Skeletal Muscle Affected

The authors suggested those findings were significant because mutant RAS- and PIK3CA-driven breast cancers can affect the function of skeletal muscle. “Therefore, research and therapeutic targeting of cancer-induced systemic effects need to take aberrant cancer genome into consideration,” they wrote.

Background information in the articles pointed out that age, body composition, disease stage and progression contribute to breast cancer-associated skeletal muscle dysfunction. While knowledge has been limited, it has been assumed aggressive tumor types have greater impact on skeletal muscles of patients.

The current study “observed profound skeletal muscle defects in mice harboring mutant HRAS-driven tumors compared with those with mutant PIK3CA-driven tumors, despite both tumors being adenocarcinomas. These results suggest that breast cancer subtype uniquely impacts skeletal muscle function and, moving forward, it is critical to consider RAS pathway mutations not only in breast cancer therapy but also in breast cancer-induced skeletal muscle defects,” according to the researchers.

They concluded, “Tumor genomic data generated as a part of precision oncology need to be explored in decision-making on treatment options not only for controlling tumor progression but also for reducing systemic effects of cancer.”

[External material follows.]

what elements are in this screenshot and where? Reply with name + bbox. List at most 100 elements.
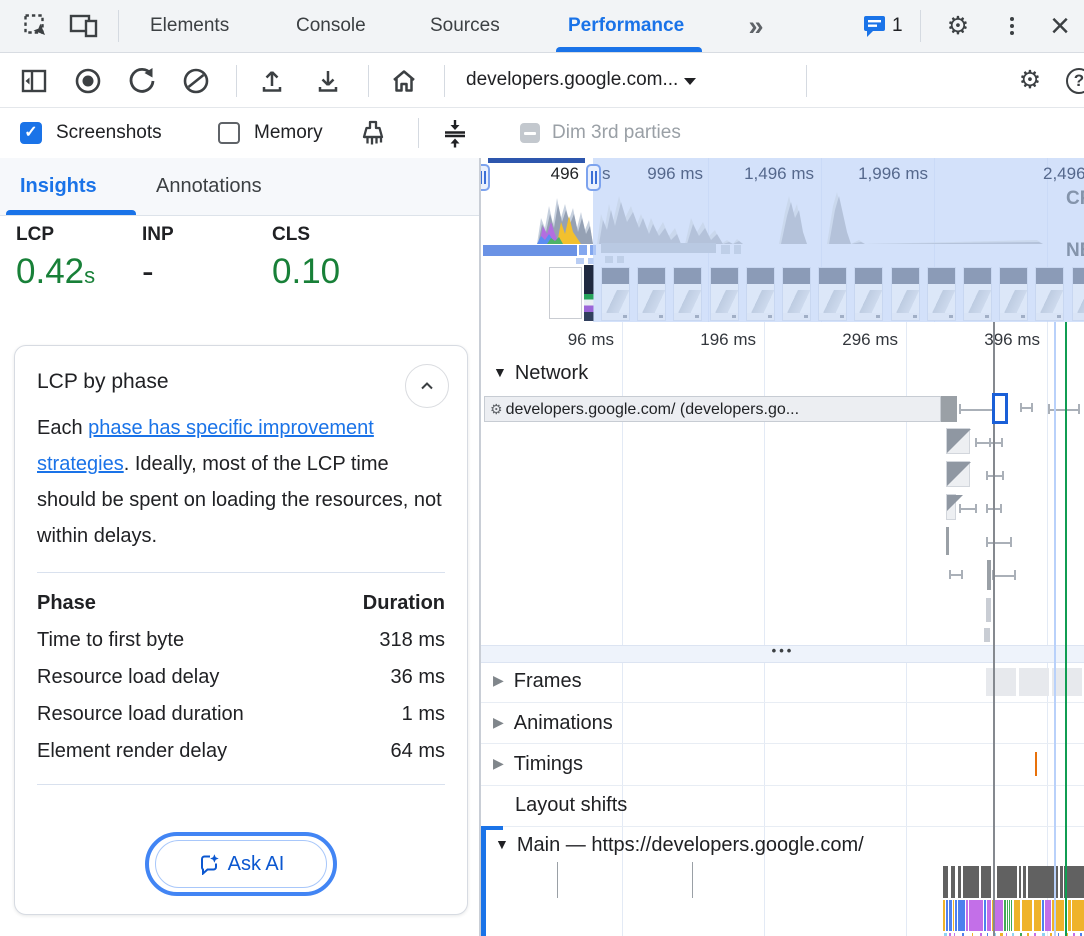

The study team cautioned, however, that studies related to mutant RAS oncogene and cachexia in breast cancer “are often met with skepticism by reviewers because of the dogma in the field that both of these are not relevant for breast cancer. Because of this skepticism, significant progress achieved in the RAS field, including the development of mutant RAS-specific inhibitors (56) is not being translated clinically in breast cancer.”

The researchers emphasized, however, that recent advances clarify the role of RAS signaling in metastatic breast cancers and the development of cachexia, which affects about a fourth of breast cancer patients. “We hope results presented in this study would help to overcome this skepticism at least partially and will help to move the field forward,” they added.

 

  1. Wang R, Khatpe AS, Kumar B, Mang HE, Batic K, Adebayo AK, Nakshatri H. Mutant RAS-driven Secretome Causes Skeletal Muscle Defects in Breast Cancer. Cancer Res Commun. 2024 May 15;4(5):1282-1295. doi: 10.1158/2767-9764.CRC-24-0045. PMID: 38651826; PMCID: PMC11094532.